Assassination of famous US wildlife anti-poaching czar shocks East African conservation fraternity
The killing of the famous American anti-poaching investigator in Kenya last Sunday has brought shock among the wildlife conservation fraternity in Tanzania, bringing to 3 the number of foreign anti-poaching campaigners killed in East Africa in recent years.
Esmond Bradley-Martin, 75, prominent American investigator of the illegal ivory and rhino horn trade, was assassinated in his home in the Kenyan capital of Nairobi last Sunday.
Kenyan police said the US anti-poaching investigation crusader was found dead in his Nairobi home with a stab wound in his neck.
Mr. Esmond Bradley Martin had spent decades tracking the movement of animal products, mostly from Africa to markets in Asia.
“It’s a very big loss for conservation,” said Paula Kahumbu, chief executive of Wildlife Direct, an organization focused on protecting elephants in Kenya, as said through the media.
Before his untimely death, the US anti-poaching czar was about to publish a report exposing how the ivory trade had shifted from China to neighboring countries, Kahumbu said.
Mr. Esmond Bradley, the former UN special envoy for rhino conservation was found in his home on Sunday afternoon.
His research was instrumental in China’s decision to ban its legal rhino horn trade in 1993. It also pressured China to end legal ivory sales, a ban that came into force in January of this year.
“His work revealed the scale of the problem and made it impossible for the Chinese government to ignore,” said Kahumbu.
He was an expert on the prices of ivory and rhino horn, leading undercover investigations into markets in China and Southeast Asia where ivory and rhino horn markets are dominating.
Assassination of this famous American ant-poaching expert is a sequence and part of serial killings of foreign wildlife conservation experts in East Africa, the region reigned by corrupt conservation elements within the wildlife protection and management departments.
Tanzania, a closer neighbor to Kenya sharing wildlife resources through cross-border migrations, is the other elephant-range state in Africa where two foreign conservation and anti-poaching campaigners were killed in recent years.
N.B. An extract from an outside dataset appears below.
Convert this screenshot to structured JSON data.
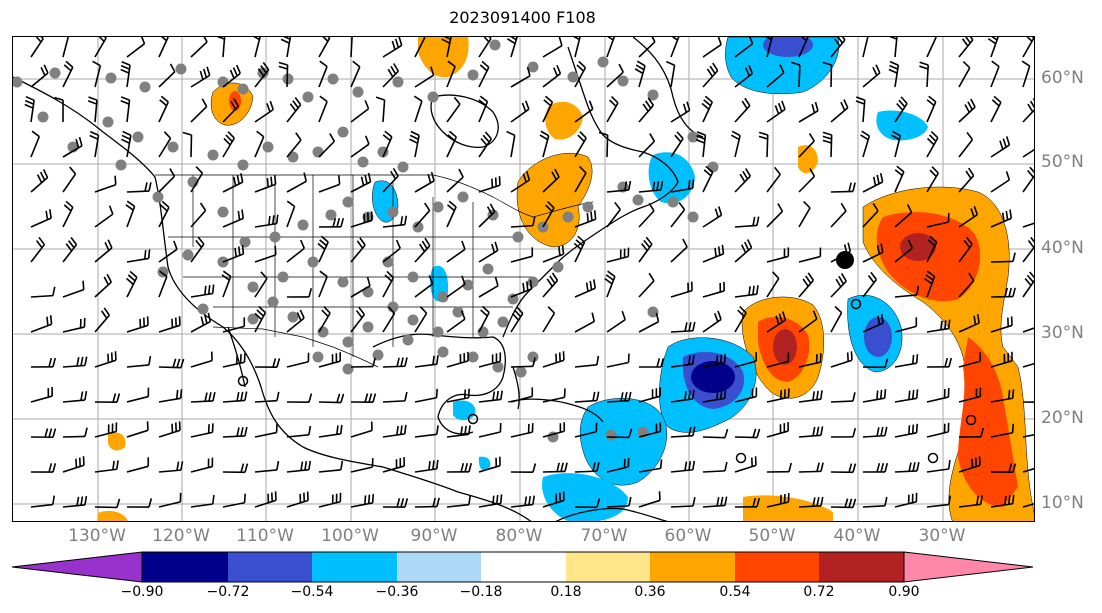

In the sequence of assassinations and killings of anti-poaching crusaders, Mr. Roger Gower, 37, was killed when the helicopter he was piloting during an operation was gunned down in Maswa Game Reserve, near Tanzania’s famous Serengeti National Park late in January, 2016.
Mr. Gower, the British national was working with the charity Friedkin Conservation Fund, which was carrying out the anti-poaching mission jointly with Tanzanian authorities.
The other foreign anti-poaching crusader killed in East Africa was Mr. Wayne Lotter, a prominent South African-born wildlife conservationist working in Tanzania.
He was murdered in Tanzania’s commercial capital of Dar es Salaam while on his way from Julius Nyerere International Airport to his hotel in mid-August of last year (2017).
Aged 51, Wayne Lotter was shot by unknown assailants when his taxi was stopped by another vehicle where 2 men, one armed with a gun, opened his car door and shot him.
Before his untimely death, Wayne Lotter had received numerous death threats while battling international ivory-trafficking networks in Tanzania where more than 66,000 elephants have been killed during the past 10 years.
Wayne was a director and co-founder of the Protected Area Management System (PAMS) Foundation, a Non-Governmental Organization (NGO) that provides conservation and anti-poaching support to communities and governments across Africa.
Media reports had exposed mysterious disappearances and threats to prominent personalities in recent years, rocking Tanzania and Kenya, a situation likely to create fear in this part of Africa.
These two neighboring African states of Tanzania and Kenya are both elephant and rhino-range states, sharing conservation resources as well as tourism and travel itineraries, mostly for American and European tourists.